ObamaCare’s Next Act

Clinton and Obama revive the ‘public option’ road to single payer.

July 12, 2016 7:07 p.m. ET

Bernie Sanders formalized the Democratic Party’s left turn on Tuesday, finally endorsing Hillary Clinton and praising her for embracing so many of his ideas. “We have begun a political revolution to transform America, and that revolution continues,” the Vermont socialist said—and the latest evidence for his boast is the revival of ObamaCare’s “public option.”

This liberal ambition—a new health-care entitlement akin to Medicare for all middle-class Americans under age 65—couldn’t pass a Democratic Congress in 2010. Mrs. Clinton revived the public option over the weekend, and now President Obama is also lending his support, in an op-ed that appears under his byline in this week’s Journal of the American Medical Association.

Mr. Obama’s hails the “substantial progress” his namesake law has achieved but calls for higher subsidies and drug price controls. He adds that “Congress should revisit a public plan to compete alongside private insurers,” which he writes will “deliver care more cost-effectively” and help “areas of the country where competition is limited.”

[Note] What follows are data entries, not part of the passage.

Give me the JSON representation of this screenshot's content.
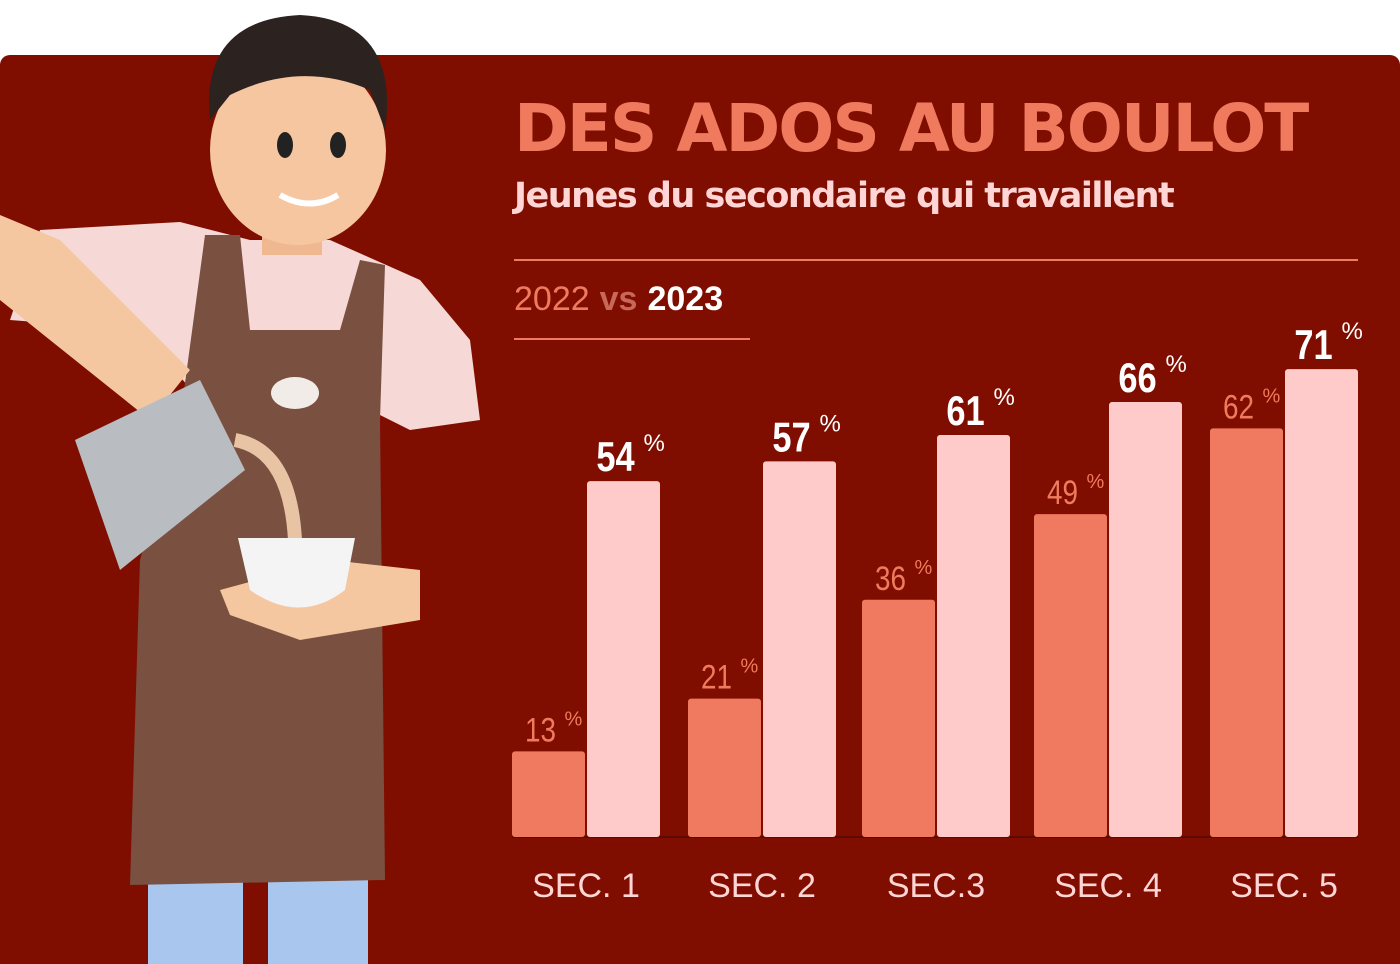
{
  "chart_data": {
    "type": "bar",
    "title": "DES ADOS AU BOULOT",
    "subtitle": "Jeunes du secondaire qui travaillent",
    "categories": [
      "SEC. 1",
      "SEC. 2",
      "SEC.3",
      "SEC. 4",
      "SEC. 5"
    ],
    "series": [
      {
        "name": "2022",
        "values": [
          13,
          21,
          36,
          49,
          62
        ],
        "color": "#ef7a5f"
      },
      {
        "name": "2023",
        "values": [
          54,
          57,
          61,
          66,
          71
        ],
        "color": "#ffcaca"
      }
    ],
    "legend": {
      "first": "2022",
      "separator": "vs",
      "second": "2023",
      "placement": "top-left"
    },
    "unit": "%",
    "ylim": [
      0,
      100
    ],
    "grid": false
  },
  "colors": {
    "background": "#7f0e00",
    "accent": "#f07a5e",
    "label_2023": "#ffffff",
    "category_label": "#ffd5d5"
  }
}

Mr. Obama is re-endorsing what he had hoped in 2010 would be a way station for government-run single payer that would gradually wipe out anything resembling private insurance. Insurers can’t outbid a “free” program that is open to all or most and has the unlimited access to the Treasury that Medicare enjoys. A market exodus would be inevitable.

Democrats claim this would merely be another choice, but they tried a trial-run public option with ObamaCare’s co-ops, which were given up-front federal cash infusions and then were supposed to operate like normal companies. Of the original 24 co-ops, only nine are alive—and most of the survivors are ailing.

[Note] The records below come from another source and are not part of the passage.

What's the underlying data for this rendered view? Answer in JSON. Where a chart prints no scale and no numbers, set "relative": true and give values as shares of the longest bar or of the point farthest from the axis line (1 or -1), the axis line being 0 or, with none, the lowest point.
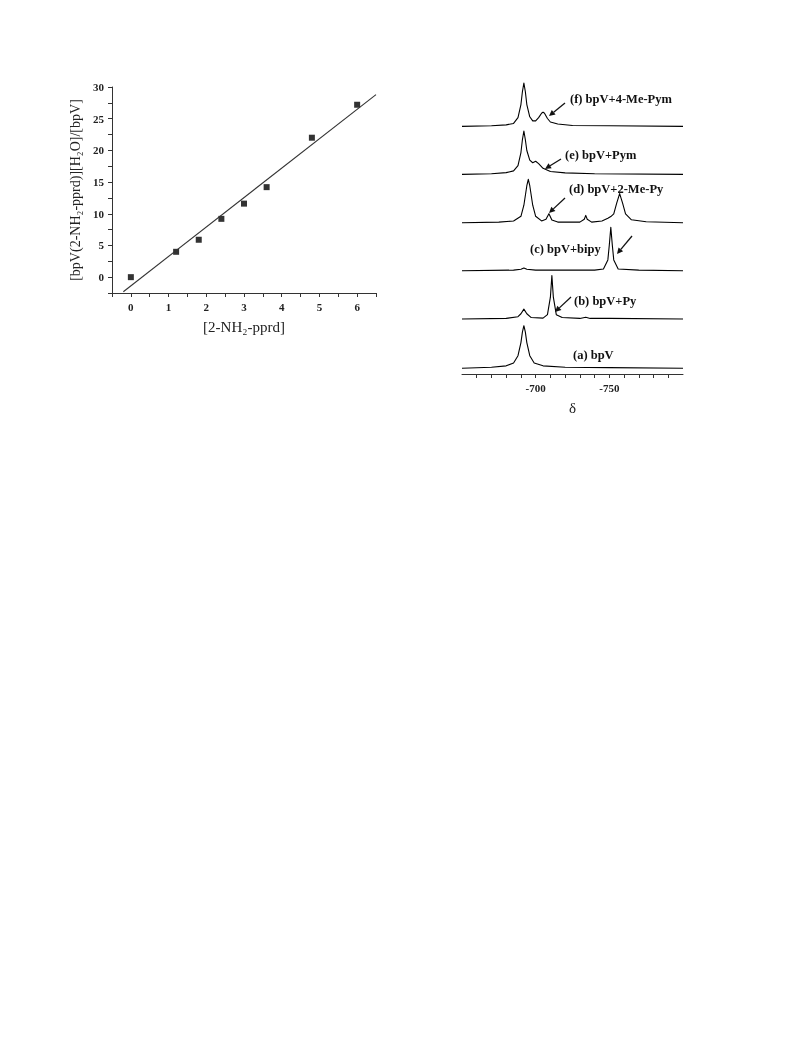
{
  "chart_data": [
    {
      "type": "scatter",
      "xlabel": "[2-NH₂-pprd]",
      "ylabel": "[bpV(2-NH₂-pprd)][H₂O]/[bpV]",
      "xlim": [
        -0.5,
        6.5
      ],
      "ylim": [
        -2.5,
        30
      ],
      "xticks": [
        {
          "value": -0.5,
          "label": null
        },
        0,
        {
          "value": 0.5,
          "label": null
        },
        1,
        {
          "value": 1.5,
          "label": null
        },
        2,
        {
          "value": 2.5,
          "label": null
        },
        3,
        {
          "value": 3.5,
          "label": null
        },
        4,
        {
          "value": 4.5,
          "label": null
        },
        5,
        {
          "value": 5.5,
          "label": null
        },
        6,
        {
          "value": 6.5,
          "label": null
        }
      ],
      "yticks": [
        {
          "value": -2.5,
          "label": null
        },
        0,
        {
          "value": 2.5,
          "label": null
        },
        5,
        {
          "value": 7.5,
          "label": null
        },
        10,
        {
          "value": 12.5,
          "label": null
        },
        15,
        {
          "value": 17.5,
          "label": null
        },
        20,
        {
          "value": 22.5,
          "label": null
        },
        25,
        {
          "value": 27.5,
          "label": null
        },
        30
      ],
      "series": [
        {
          "marker": "square",
          "color": "#000000",
          "x": [
            0,
            1.2,
            1.8,
            2.4,
            3.0,
            3.6,
            4.8,
            6.0
          ],
          "values": [
            0,
            4.0,
            5.9,
            9.2,
            11.6,
            14.2,
            22.0,
            27.2
          ]
        },
        {
          "type": "line",
          "marker": "none",
          "line_style": "solid",
          "color": "#333333",
          "x": [
            -0.2,
            6.5
          ],
          "values": [
            -2.3,
            28.8
          ]
        }
      ]
    },
    {
      "type": "line",
      "relative": true,
      "tick_labels": "x",
      "marker": "none",
      "xlabel": "δ",
      "xlim": [
        -650,
        -800
      ],
      "xticks": [
        {
          "value": -660,
          "label": null
        },
        {
          "value": -670,
          "label": null
        },
        {
          "value": -680,
          "label": null
        },
        {
          "value": -690,
          "label": null
        },
        -700,
        {
          "value": -710,
          "label": null
        },
        {
          "value": -720,
          "label": null
        },
        {
          "value": -730,
          "label": null
        },
        {
          "value": -740,
          "label": null
        },
        -750,
        {
          "value": -760,
          "label": null
        },
        {
          "value": -770,
          "label": null
        },
        {
          "value": -780,
          "label": null
        },
        {
          "value": -790,
          "label": null
        }
      ],
      "series": [
        {
          "name": "(f) bpV+4-Me-Pym",
          "color": "#000000",
          "x": [
            -650,
            -670,
            -680,
            -685,
            -688,
            -690,
            -691,
            -692,
            -693,
            -694,
            -696,
            -698,
            -700,
            -702,
            -704,
            -705,
            -706,
            -708,
            -710,
            -715,
            -725,
            -750,
            -800
          ],
          "values": [
            0.851,
            0.853,
            0.856,
            0.861,
            0.881,
            0.926,
            0.97,
            1.0,
            0.97,
            0.926,
            0.884,
            0.87,
            0.87,
            0.881,
            0.896,
            0.9,
            0.896,
            0.878,
            0.866,
            0.859,
            0.854,
            0.853,
            0.851
          ]
        },
        {
          "name": "(e) bpV+Pym",
          "color": "#000000",
          "x": [
            -650,
            -670,
            -680,
            -685,
            -688,
            -690,
            -691,
            -692,
            -693,
            -694,
            -696,
            -698,
            -700,
            -702,
            -705,
            -710,
            -720,
            -740,
            -800
          ],
          "values": [
            0.686,
            0.688,
            0.692,
            0.698,
            0.716,
            0.761,
            0.805,
            0.835,
            0.805,
            0.768,
            0.735,
            0.726,
            0.731,
            0.723,
            0.707,
            0.696,
            0.691,
            0.688,
            0.686
          ]
        },
        {
          "name": "(d) bpV+2-Me-Py",
          "color": "#000000",
          "x": [
            -650,
            -675,
            -685,
            -690,
            -692,
            -694,
            -695,
            -696,
            -698,
            -700,
            -704,
            -707,
            -709,
            -711,
            -715,
            -730,
            -733,
            -734,
            -735,
            -738,
            -745,
            -749,
            -751,
            -753,
            -755,
            -757,
            -759,
            -761,
            -765,
            -775,
            -800
          ],
          "values": [
            0.52,
            0.522,
            0.526,
            0.542,
            0.58,
            0.647,
            0.669,
            0.647,
            0.58,
            0.542,
            0.526,
            0.532,
            0.551,
            0.529,
            0.522,
            0.522,
            0.532,
            0.545,
            0.532,
            0.522,
            0.526,
            0.535,
            0.541,
            0.55,
            0.587,
            0.62,
            0.587,
            0.55,
            0.53,
            0.523,
            0.52
          ]
        },
        {
          "name": "(c) bpV+bipy",
          "color": "#000000",
          "x": [
            -650,
            -685,
            -690,
            -692,
            -694,
            -700,
            -740,
            -746,
            -749,
            -750,
            -751,
            -752,
            -753,
            -756,
            -770,
            -800
          ],
          "values": [
            0.355,
            0.357,
            0.36,
            0.364,
            0.36,
            0.357,
            0.357,
            0.361,
            0.392,
            0.444,
            0.504,
            0.444,
            0.392,
            0.361,
            0.357,
            0.355
          ]
        },
        {
          "name": "(b) bpV+Py",
          "color": "#000000",
          "x": [
            -650,
            -680,
            -688,
            -690,
            -692,
            -694,
            -697,
            -705,
            -708,
            -710,
            -711,
            -712,
            -714,
            -718,
            -730,
            -734,
            -737,
            -750,
            -800
          ],
          "values": [
            0.189,
            0.191,
            0.197,
            0.207,
            0.223,
            0.207,
            0.194,
            0.192,
            0.204,
            0.264,
            0.338,
            0.264,
            0.204,
            0.194,
            0.191,
            0.195,
            0.191,
            0.191,
            0.189
          ]
        },
        {
          "name": "(a) bpV",
          "color": "#000000",
          "x": [
            -650,
            -670,
            -680,
            -685,
            -688,
            -690,
            -691,
            -692,
            -693,
            -694,
            -696,
            -699,
            -705,
            -720,
            -750,
            -800
          ],
          "values": [
            0.02,
            0.023,
            0.028,
            0.038,
            0.063,
            0.108,
            0.144,
            0.166,
            0.144,
            0.108,
            0.063,
            0.038,
            0.028,
            0.023,
            0.022,
            0.02
          ]
        }
      ]
    }
  ]
}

The “first lesson” of ObamaCare, Mr. Obama muses, is that “any change is difficult, but it is especially difficult in the face of hyper-partisanship.” He means Republicans, naturally, but the real history is that centrist Democrats consigned the public option to a death panel. The bill was already deeply unpopular with voters and the health industry was disinclined to be put out of business, so the White House tried to summon a softer-focus image.

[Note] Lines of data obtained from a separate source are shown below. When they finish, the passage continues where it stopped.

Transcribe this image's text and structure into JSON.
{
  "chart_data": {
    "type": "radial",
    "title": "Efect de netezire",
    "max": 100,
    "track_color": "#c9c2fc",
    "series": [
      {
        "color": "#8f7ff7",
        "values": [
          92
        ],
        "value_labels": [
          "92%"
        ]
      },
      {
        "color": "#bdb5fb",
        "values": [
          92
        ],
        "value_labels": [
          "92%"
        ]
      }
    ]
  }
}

Even after jettisoning the public option, ObamaCare passed the Senate with a bare 60-vote majority and the House 219-212, though Democrats commanded their largest majorities since the Great Society. Republicans couldn’t stop anything, but they did oppose the public option for the same reasons as the business community and moderate Democrats: Over time, its radicalism would annex all of U.S. health-care finance.

Democrats denied that ObamaCare was the next step to single payer, but now they have resumed their march to government-run health care, as everyone knew they would.